Nous étudions la michna 2 du chapitre 7 du traité Sotah. Cette michna se pose en contraste avec la précédente : la michna précédente traitait des choses qui se disent dans n'importe quelle langue, et notre michna vient énumérer les choses qui ne se disent qu'en langue sacrée, en hébreu seulement.
"Veèlou néémarin bilechon hakodech" - Et voici ce qui se dit en langue sacrée :
"Mikra bikourim" - la déclaration que prononce la personne lorsqu'elle apporte les prémices (bikourim) au Temple. Cette déclaration doit obligatoirement être dite en langue sacrée.
"Vahalitsa" - les déclarations prononcées lors de la cérémonie de la halitsa. Une femme dont le mari est mort sans laisser d'enfants tombe sous le lien du yiboum avec le frère du mari, et ils peuvent accomplir la halitsa : elle lui retire du pied une chaussure particulière, et certaines déclarations sont prononcées par les deux parties, et celles-ci doivent être dites en hébreu.

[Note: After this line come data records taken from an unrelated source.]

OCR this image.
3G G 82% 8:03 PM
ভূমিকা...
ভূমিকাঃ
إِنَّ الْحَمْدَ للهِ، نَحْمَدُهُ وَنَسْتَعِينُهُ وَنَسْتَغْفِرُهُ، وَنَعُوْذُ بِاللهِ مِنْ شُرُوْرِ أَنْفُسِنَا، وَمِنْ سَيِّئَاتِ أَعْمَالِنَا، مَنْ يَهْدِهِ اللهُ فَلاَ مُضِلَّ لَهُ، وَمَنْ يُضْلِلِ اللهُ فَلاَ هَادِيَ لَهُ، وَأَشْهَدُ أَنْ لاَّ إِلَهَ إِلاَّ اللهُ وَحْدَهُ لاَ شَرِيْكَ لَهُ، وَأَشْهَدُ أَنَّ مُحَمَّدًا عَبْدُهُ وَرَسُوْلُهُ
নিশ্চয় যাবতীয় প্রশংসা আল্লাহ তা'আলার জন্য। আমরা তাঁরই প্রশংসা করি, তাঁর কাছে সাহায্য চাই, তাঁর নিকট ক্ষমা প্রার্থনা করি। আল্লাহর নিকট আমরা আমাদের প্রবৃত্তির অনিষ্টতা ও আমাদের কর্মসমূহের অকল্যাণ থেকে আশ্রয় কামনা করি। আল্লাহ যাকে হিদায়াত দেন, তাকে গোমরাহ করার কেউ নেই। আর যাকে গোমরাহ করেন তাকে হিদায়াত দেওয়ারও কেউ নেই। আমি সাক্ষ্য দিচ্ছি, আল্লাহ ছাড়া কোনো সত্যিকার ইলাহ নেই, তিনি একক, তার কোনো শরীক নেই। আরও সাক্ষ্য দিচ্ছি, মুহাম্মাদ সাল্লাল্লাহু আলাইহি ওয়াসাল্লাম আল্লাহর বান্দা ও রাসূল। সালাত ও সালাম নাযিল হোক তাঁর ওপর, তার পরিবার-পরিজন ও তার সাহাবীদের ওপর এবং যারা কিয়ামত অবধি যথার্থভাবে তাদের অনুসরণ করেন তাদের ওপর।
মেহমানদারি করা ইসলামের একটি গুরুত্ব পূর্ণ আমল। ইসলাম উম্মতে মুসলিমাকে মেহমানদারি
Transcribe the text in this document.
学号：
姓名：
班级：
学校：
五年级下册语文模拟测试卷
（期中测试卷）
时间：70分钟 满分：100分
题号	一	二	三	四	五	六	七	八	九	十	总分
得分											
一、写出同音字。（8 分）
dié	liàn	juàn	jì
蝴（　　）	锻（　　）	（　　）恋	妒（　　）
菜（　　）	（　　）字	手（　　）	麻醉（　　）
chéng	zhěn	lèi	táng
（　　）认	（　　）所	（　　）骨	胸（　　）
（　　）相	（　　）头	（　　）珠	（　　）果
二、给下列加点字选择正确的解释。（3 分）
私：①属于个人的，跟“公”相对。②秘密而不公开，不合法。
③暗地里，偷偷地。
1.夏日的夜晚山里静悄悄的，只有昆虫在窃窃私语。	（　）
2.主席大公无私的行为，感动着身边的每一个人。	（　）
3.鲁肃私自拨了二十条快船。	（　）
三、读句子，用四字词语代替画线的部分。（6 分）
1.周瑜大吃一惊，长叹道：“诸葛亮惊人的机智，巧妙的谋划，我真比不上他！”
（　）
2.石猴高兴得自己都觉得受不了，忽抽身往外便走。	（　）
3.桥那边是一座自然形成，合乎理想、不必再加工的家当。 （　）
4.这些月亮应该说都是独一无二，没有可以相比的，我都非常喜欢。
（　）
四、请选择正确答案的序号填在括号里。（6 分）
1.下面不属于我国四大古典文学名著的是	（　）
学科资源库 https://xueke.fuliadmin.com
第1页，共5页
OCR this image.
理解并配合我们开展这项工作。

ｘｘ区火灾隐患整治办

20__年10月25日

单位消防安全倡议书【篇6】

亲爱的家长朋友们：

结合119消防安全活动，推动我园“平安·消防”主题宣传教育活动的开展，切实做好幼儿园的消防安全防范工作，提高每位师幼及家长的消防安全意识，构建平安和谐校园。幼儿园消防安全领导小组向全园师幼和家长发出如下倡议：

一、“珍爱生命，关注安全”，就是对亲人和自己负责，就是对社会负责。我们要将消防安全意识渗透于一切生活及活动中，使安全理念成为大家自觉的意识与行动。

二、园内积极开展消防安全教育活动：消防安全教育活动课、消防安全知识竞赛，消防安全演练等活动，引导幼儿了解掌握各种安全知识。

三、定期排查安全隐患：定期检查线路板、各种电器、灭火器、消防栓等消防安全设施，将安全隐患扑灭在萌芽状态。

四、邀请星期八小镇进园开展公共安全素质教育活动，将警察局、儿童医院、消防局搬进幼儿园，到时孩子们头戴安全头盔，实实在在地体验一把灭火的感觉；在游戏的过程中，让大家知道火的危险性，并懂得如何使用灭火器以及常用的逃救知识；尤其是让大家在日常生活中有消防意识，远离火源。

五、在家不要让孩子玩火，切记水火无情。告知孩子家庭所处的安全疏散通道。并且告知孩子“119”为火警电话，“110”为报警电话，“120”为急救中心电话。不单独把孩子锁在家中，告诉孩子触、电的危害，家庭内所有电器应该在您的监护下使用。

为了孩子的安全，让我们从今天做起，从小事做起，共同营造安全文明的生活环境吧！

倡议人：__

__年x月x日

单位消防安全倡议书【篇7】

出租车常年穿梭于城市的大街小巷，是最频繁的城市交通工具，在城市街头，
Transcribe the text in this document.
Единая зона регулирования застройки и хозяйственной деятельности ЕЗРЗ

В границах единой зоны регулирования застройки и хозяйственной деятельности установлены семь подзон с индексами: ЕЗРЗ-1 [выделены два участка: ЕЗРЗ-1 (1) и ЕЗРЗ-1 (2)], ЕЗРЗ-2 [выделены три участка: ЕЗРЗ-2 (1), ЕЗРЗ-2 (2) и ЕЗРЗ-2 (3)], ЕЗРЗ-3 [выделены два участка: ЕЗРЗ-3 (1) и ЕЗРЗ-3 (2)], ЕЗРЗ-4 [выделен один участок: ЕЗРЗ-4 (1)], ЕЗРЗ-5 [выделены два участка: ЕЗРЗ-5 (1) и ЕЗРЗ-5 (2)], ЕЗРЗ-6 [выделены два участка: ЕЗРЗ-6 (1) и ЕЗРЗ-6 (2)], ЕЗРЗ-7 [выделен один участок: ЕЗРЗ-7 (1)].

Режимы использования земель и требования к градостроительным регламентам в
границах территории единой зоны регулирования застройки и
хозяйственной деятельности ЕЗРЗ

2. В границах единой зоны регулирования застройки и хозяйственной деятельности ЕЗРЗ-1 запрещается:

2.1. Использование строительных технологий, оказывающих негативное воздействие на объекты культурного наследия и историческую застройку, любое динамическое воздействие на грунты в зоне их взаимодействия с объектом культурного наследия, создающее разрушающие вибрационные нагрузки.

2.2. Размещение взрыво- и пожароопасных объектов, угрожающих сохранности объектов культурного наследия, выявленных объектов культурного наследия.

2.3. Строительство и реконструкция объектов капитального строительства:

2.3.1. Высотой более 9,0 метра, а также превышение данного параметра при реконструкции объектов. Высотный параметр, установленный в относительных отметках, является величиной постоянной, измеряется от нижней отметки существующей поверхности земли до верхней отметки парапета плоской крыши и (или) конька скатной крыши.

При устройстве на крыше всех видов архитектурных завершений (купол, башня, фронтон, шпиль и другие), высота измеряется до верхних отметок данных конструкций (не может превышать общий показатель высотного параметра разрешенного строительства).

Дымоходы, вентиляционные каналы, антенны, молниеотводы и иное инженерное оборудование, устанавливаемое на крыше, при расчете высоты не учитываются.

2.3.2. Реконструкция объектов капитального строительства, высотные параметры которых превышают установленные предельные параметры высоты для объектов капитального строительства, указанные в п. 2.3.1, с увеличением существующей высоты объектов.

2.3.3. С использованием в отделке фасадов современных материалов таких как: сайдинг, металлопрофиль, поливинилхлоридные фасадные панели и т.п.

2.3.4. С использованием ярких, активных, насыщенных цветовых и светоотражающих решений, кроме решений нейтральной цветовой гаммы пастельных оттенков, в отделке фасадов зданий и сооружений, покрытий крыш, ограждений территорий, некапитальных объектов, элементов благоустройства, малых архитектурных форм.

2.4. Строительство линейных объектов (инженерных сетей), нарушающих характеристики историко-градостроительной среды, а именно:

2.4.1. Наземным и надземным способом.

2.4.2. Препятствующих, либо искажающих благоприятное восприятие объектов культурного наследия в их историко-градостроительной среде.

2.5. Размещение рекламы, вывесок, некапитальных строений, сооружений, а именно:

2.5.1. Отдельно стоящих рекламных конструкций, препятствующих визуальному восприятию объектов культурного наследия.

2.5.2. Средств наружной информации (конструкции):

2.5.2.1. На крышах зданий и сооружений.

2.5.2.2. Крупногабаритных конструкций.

"Birkhot ouklalot" - les bénédictions et les malédictions que prononcèrent les Lévites lors de la première entrée de tout Israël en terre d'Israël, quand une partie du peuple se tenait sur le mont Guerizim et l'autre sur le mont Eval. Les Lévites prononcèrent l'ensemble des bénédictions et l'ensemble des malédictions rapportées dans la Torah, et celles-ci aussi devaient être dites en hébreu.
"Birkat kohanim" - ce que nous appelons le 'doukhan', durant lequel les kohanim bénissent l'assemblée. En terre d'Israël, on le pratique chaque jour, et hors d'Israël, en exil, seulement les jours de fête, et dans tous les cas cela doit être dit en hébreu.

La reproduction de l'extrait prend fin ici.